Feminist historiographies and the memorialization of sexual violence in comfort women activism and analysis

14 Jun 2022, 13:15

Description

To memorialize sexual violence is particularly difficult, because histories of sexual violence are veiled in multiple layers of silence. While feminist historiographies are concerned with practices of un-silencing to establish hitherto silenced knowledges, their reliance on silence-and-speech as each other’s alleged either/or alternatives risks to sustain marginalization as it feeds un-silenced histories into existing structures and thereby intensifies rather than un-does marginalization. This paper addresses challenges to narrating and problematizing sexual violence in feminist activism and analysis by differentiating un-silencing practices from a constitutive approach to feminist historiography.

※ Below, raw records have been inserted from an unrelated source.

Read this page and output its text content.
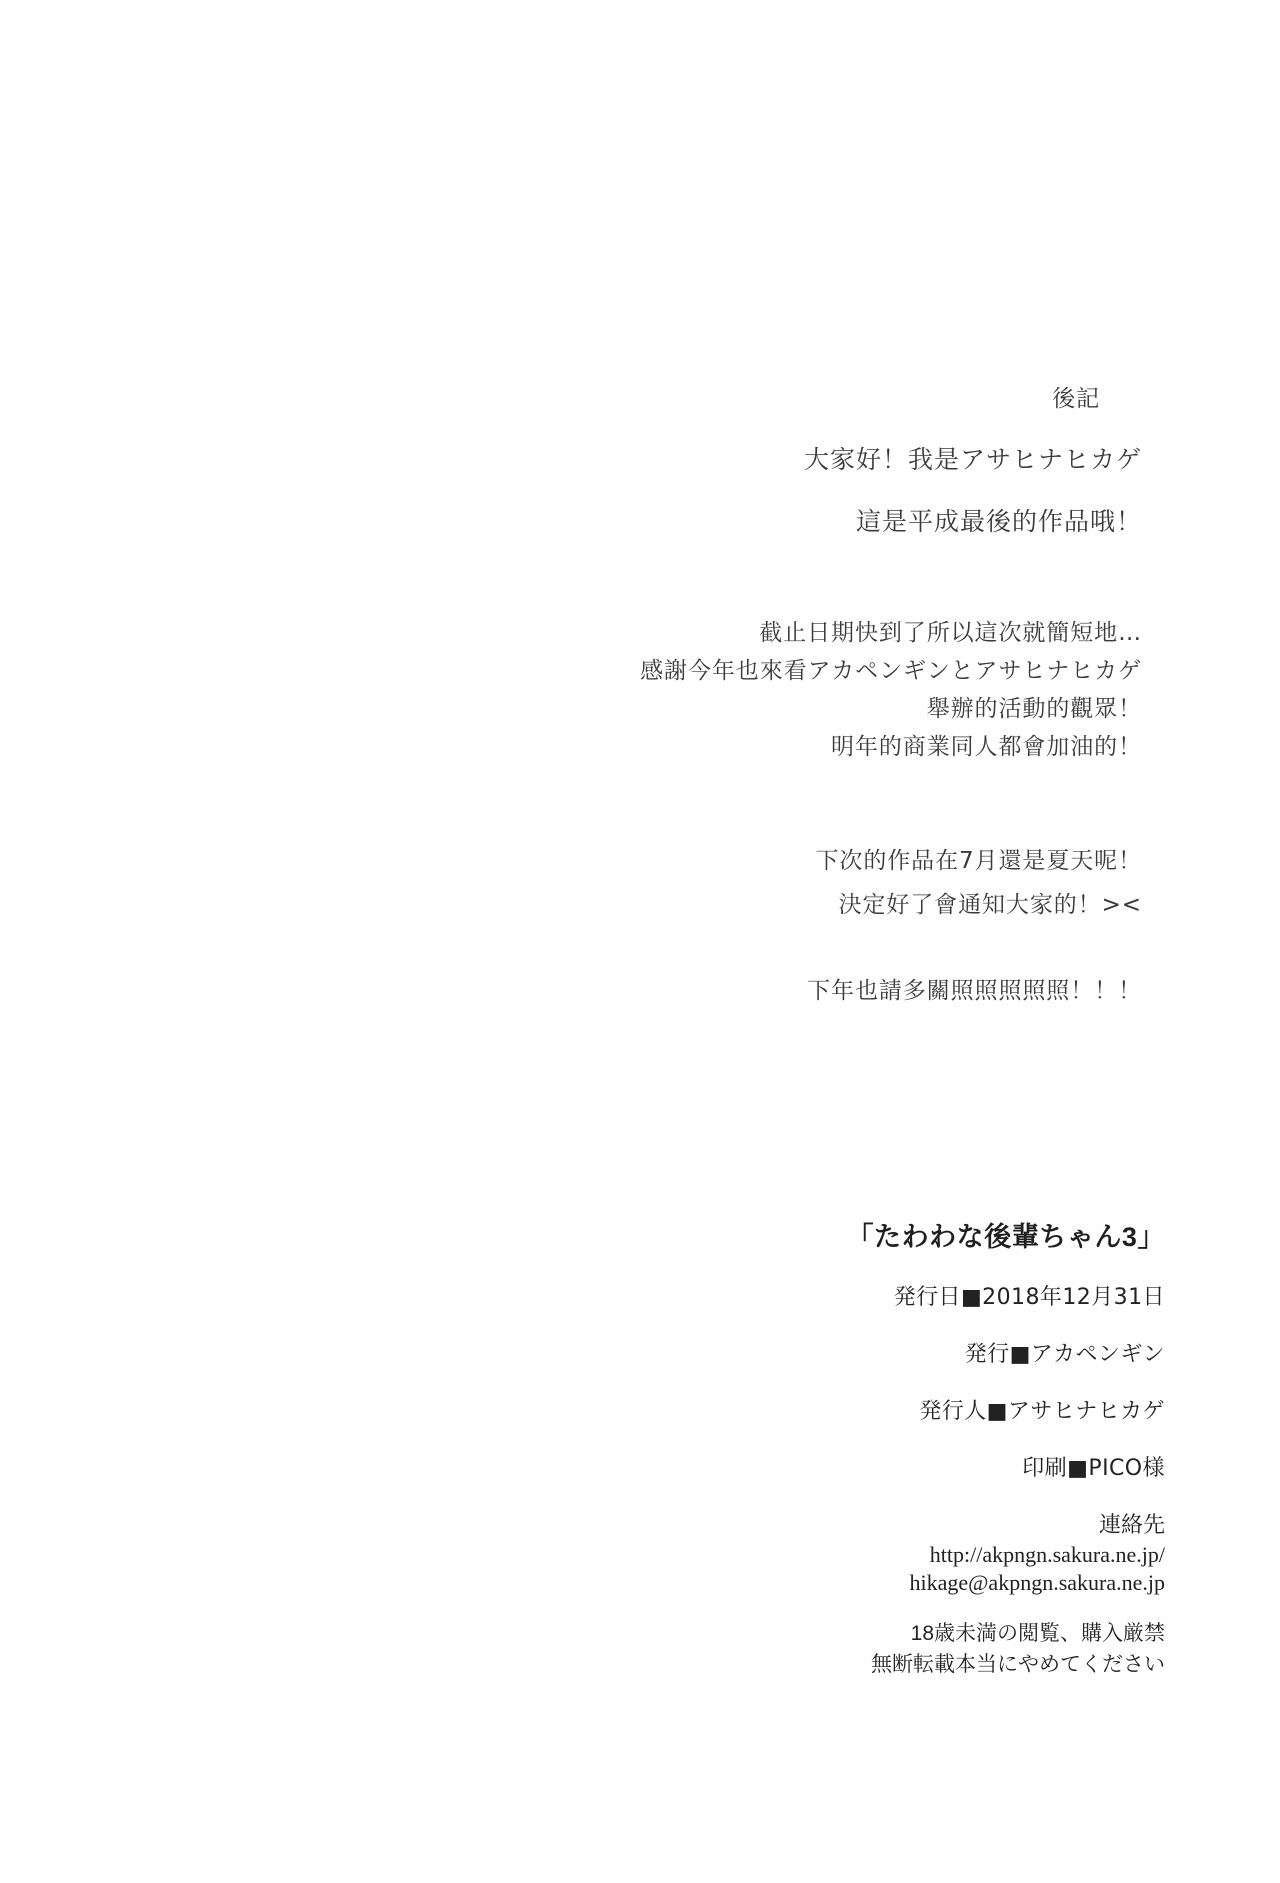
後記
大家好！我是アサヒナヒカゲ
這是平成最後的作品哦！
截止日期快到了所以這次就簡短地…
感謝今年也來看アカペンギンとアサヒナヒカゲ
舉辦的活動的觀眾！
明年的商業同人都會加油的！
下次的作品在7月還是夏天呢！
決定好了會通知大家的！><
下年也請多關照照照照照！！！
「たわわな後輩ちゃん3」

発行日■2018年12月31日

発行■アカペンギン

発行人■アサヒナヒカゲ

印刷■PICO様

連絡先

http://akpngn.sakura.ne.jp/

hikage@akpngn.sakura.ne.jp

18歳未満の閲覧、購入厳禁

無断転載本当にやめてください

It suggests that while gendered memories, understood as the products of prior histories, end up as descriptions of former comfort women’s ordeals that leave the constitutive conditions of possibility of those histories unchallenged. By instead understanding mnemonic practices as epistemic regimes that connect the past to the present, the paper highlights how women’s classed, gender and raced positionalities condition contemporary descriptions of their roles at war and circumscribe sexualities in the war’s aftermath. The paper illuminates how the contextualization of survivors’ war experiences as parts of their everyday lives at the Women’s Active Museum on War and Peace in Tokyo highlights multiple structures of marginalization and thereby unsettle official silencing.